Furthermore, the NRC requires plant owners to perform the calculations, but fails to establish minimum standards for the accident probability calculations. Thus, the reported probabilities vary widely for virtually identical plant designs. Four case studies clearly illustrate the problem:
- The Wolf Creek plant in Kansas and the Callaway plant in Missouri were built as identical twins, sharing the same standardized Westinghouse design. But some events at Callaway are reported to be 10 to 20 times more likely to lead to reactor core damage than the same events at Wolf Creek.
- The Indian Point 2 and 3 plants share the same Westinghouse design and sit side by side in New York, but are operated by different owners. On paper, Indian Point 3 is more than 25 percent more likely to experience an accident than her sister plant.
- The Sequoyah and Watts Bar nuclear plants in Tennessee share the same Westinghouse design. Both are operated by the same owner. The newer plant, Watts Bar, was originally calculated to be about 13 times more likely to have an accident than her sister plant. After some recalculations, Watts Bar is now only twice as likely to have an accident.
- Nuclear plants designed by General Electric are equipped with a backup system to shut down the reactor in case the normal system of control rods fails. On paper, that backup system is highly reliable. Actual experience, however, shows that it has not been nearly as reliable as the risk assessments claim.
To make matters worse, the NRC is allowing plant owners to further increase risks by cutting back on tests and inspections of safety equipment. The NRC approves these reductions based on the results from incomplete and inaccurate accident probability assessments.

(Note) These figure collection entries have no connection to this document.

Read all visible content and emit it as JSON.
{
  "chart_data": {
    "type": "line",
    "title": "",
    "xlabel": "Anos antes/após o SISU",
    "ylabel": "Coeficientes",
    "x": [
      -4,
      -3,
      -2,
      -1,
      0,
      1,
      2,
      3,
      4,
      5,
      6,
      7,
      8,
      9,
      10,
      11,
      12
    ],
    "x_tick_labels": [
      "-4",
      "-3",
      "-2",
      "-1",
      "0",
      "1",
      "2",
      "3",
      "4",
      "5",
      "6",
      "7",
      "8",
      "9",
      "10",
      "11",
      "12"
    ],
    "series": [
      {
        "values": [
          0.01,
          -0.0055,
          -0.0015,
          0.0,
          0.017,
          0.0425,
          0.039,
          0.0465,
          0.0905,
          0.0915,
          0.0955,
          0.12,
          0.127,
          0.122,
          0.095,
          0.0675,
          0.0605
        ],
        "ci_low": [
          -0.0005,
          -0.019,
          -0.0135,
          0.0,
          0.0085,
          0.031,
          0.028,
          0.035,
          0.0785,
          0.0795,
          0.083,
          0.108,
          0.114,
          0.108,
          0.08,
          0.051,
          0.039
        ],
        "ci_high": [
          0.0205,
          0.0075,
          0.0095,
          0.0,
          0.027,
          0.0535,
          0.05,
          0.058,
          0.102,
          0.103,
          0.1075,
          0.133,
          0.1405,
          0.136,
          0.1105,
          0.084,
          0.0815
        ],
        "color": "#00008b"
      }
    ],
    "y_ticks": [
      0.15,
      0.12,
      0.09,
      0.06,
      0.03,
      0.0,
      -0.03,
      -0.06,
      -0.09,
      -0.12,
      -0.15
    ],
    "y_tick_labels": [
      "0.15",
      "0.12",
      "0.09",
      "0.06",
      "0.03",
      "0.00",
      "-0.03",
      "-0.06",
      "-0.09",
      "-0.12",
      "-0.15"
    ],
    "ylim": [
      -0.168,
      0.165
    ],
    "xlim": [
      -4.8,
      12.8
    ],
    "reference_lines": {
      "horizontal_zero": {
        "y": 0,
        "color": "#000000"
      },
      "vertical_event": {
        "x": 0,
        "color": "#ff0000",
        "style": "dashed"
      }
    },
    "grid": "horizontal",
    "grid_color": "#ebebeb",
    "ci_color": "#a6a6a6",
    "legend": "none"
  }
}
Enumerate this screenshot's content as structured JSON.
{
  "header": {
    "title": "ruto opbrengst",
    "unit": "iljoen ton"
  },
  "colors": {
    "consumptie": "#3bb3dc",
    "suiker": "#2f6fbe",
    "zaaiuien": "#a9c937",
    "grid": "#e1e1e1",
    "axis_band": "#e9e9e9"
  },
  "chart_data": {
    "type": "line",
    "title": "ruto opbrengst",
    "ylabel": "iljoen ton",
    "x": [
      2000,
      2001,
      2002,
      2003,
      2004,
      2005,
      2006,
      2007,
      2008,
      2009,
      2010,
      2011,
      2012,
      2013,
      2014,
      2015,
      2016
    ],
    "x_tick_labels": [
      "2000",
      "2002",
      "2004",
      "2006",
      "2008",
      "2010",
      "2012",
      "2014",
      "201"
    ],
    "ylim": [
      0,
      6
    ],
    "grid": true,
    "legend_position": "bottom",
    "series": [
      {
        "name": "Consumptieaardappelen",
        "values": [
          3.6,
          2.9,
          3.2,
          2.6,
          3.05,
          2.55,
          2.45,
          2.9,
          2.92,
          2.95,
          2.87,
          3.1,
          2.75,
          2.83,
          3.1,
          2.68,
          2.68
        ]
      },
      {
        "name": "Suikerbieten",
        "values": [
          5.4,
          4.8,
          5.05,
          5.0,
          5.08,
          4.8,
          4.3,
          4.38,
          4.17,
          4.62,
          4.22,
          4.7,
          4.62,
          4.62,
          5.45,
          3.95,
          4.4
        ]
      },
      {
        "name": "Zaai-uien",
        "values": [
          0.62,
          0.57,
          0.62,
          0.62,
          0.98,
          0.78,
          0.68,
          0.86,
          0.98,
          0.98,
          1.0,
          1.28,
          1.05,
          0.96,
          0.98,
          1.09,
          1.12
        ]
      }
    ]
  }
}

UCS recommends that the NRC immediately stop cutting safety margins and postpone any further cuts until the faults in the probability assessments are corrected. The US Congress must provide the NRC with the budget it needs to restore the safety margins at America's nuclear power plants.
1 US House of Representatives, Committee on Interior and Insular Affairs Subcommittee on Oversight & Investigations, "Calculation of Reactor Accident Consequences (CRAC2) for US Nuclear Power Plants (Health Effects and Costs) Conditional on an 'SST1' Release," November 1, 1982; and Nuclear Regulatory Commission, "A Safety and Regulatory Assessment of Generic BWR and PWR Permanently Shutdown Nuclear Power Plants," NUREG/CR-6451, Washington, D.C., August 1997.
2 Richard L. Hudson, "Cost of Chernobyl Nuclear Disaster Soars in New Study," Wall Street Journal, March 29, 1990.